Вполне возможно, что она что-то и подозревала. Вероятно даже, что Арнольд Аркадьевич и раньше, в молодости, давал ей поводы для ревности. Может быть, у нее даже был тяжелый опыт обманываемой жены. Но тем не менее, как бы то ни было раньше, как бы жизнь ни обкатывала на крутых семейных виражах, в очередной раз узнать такого рода вещи, да еще из уст столь мерзкой стервы, — это было словно кастрюлю кипятка на ноги опрокинуть. К такому не привыкнешь. Ну, разве что годам к шестидесяти…

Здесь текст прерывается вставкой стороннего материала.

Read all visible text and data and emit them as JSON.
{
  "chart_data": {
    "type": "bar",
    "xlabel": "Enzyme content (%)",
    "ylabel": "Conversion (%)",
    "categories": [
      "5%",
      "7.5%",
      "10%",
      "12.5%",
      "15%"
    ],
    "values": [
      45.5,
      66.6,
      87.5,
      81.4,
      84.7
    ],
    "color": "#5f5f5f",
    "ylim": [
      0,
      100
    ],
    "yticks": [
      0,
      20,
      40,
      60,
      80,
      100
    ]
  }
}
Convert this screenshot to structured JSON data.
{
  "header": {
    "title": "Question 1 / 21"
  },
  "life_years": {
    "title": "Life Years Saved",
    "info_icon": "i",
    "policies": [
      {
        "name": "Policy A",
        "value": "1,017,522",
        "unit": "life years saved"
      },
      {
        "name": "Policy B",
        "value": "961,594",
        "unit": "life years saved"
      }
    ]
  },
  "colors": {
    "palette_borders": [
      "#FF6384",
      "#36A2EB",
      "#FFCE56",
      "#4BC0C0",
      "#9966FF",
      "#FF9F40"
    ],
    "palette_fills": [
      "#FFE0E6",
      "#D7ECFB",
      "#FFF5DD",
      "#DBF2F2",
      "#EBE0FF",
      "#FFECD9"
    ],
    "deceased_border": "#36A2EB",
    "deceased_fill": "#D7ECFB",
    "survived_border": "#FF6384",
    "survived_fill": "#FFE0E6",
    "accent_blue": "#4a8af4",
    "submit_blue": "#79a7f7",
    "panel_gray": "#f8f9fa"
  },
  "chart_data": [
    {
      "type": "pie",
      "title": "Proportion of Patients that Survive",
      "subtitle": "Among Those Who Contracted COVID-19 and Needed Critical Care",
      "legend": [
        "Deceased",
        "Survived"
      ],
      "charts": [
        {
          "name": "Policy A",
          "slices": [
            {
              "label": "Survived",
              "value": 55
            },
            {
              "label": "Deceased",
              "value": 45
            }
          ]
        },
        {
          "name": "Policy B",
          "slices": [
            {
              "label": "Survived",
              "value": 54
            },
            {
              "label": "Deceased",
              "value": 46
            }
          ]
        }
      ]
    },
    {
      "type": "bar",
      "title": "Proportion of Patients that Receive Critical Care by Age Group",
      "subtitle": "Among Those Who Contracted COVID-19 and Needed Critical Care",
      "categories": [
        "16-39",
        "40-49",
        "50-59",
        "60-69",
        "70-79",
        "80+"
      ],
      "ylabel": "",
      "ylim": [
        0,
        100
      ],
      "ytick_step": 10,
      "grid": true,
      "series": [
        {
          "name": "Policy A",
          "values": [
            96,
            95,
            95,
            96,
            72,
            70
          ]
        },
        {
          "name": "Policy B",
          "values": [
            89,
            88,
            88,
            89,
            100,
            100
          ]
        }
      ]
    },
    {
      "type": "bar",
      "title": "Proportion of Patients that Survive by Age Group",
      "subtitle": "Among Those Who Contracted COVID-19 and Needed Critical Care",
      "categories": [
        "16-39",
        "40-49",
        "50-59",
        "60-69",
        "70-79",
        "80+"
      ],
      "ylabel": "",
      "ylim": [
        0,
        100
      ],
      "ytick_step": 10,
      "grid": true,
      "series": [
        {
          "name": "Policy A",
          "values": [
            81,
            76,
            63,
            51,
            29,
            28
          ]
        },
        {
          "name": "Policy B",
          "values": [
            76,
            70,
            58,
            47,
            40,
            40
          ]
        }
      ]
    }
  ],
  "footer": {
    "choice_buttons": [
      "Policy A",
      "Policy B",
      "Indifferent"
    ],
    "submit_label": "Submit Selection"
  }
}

Взяв себя в руки, то есть уняв дрожь в губах, которая в такие мгновения делает невозможным достойный тембр голоса, Вера отчеканила:
— Я бы вам порекомендовала перенести свою необузданную фантазию на своего мужа. А моего, пожалуйста, не трогайте.
И ушла с прямой спиной, которая по мере удаления все более и более ссутуливалась. Вероятно, в той части Вериной фигуры, которая была невидимой для молочной очереди, происходила борьба с подступающими слезами.
Дома состоялось крайне тяжелое для Арнольда Аркадьевича объяснение. Но правда в конце концов оказалась на его стороне. Поскольку прямых улик не было, а косвенные обвинения он, будучи человеком не просто умным, а очень умным, последовательно расщепил до атомарного состояния.
Логика, конечно, вещь сильная. Однако чутье, этот бесценный дар наших животных предков, намного сильней. И через три дня Вера, которая все это время была одним туго натянутым нервом, соединяющим реальность с областью воспаленных фантазий, учуяла запах чужих духов. Понимая, что и на сей раз муж сконструирует безукоризненное объяснение, она промолчала. Чтобы не спугнуть. Чтобы потерял бдительность и дал возможность уличить себя в низости и подлости по отношению к долгим годам совместной жизни, на протяжении которой она для него… И так далее и тому подобное, ожесточенно расчесывая до крови зудящую душу.
В конце концов он попался. С поличным. То есть в абсолютной непристойности. Но дал клятву и был прощен и омыт потоком сладких слез.
Когда же он вновь дал повод, то прощение было получено лишь после того, как его пропесочили на партийном собрании и объявили строгий выговор без занесения в личное дело. Да, она написала на него заявление, на которое парторганизация не имела права не отреагировать. Правда, поскольку Арнольд Аркадьевич занимал высокий пост, то его не то чтобы песочили, а скорее корректно журили. Лишь меньшая — женская — часть парторганизации настаивала на занесении выговора в личное дело. Но эта бабья солидарность успеха не имела.
После собрания, когда, по традиции, распивали бутылочку армянского, секретарь парткома то ли примирительно, то ли отчасти даже извиняясь сказал: “Да пойми ты, Арнольд Аркадьевич! Дорогой ты мой человек. За дело ведь, за дело. Стратегия у тебя, конечно, правильная. Тут ничего не скажешь, резолюциям последнего съезда, так сказать, она не противоречит. Но тактику менять придется. Это я тебе вполне серьезно. Ты хоть весь институт перетрахай, никто слова не скажет. Но зачем же жену обижать-то? Да ты, думаю, и сам все прекрасно понимаешь”.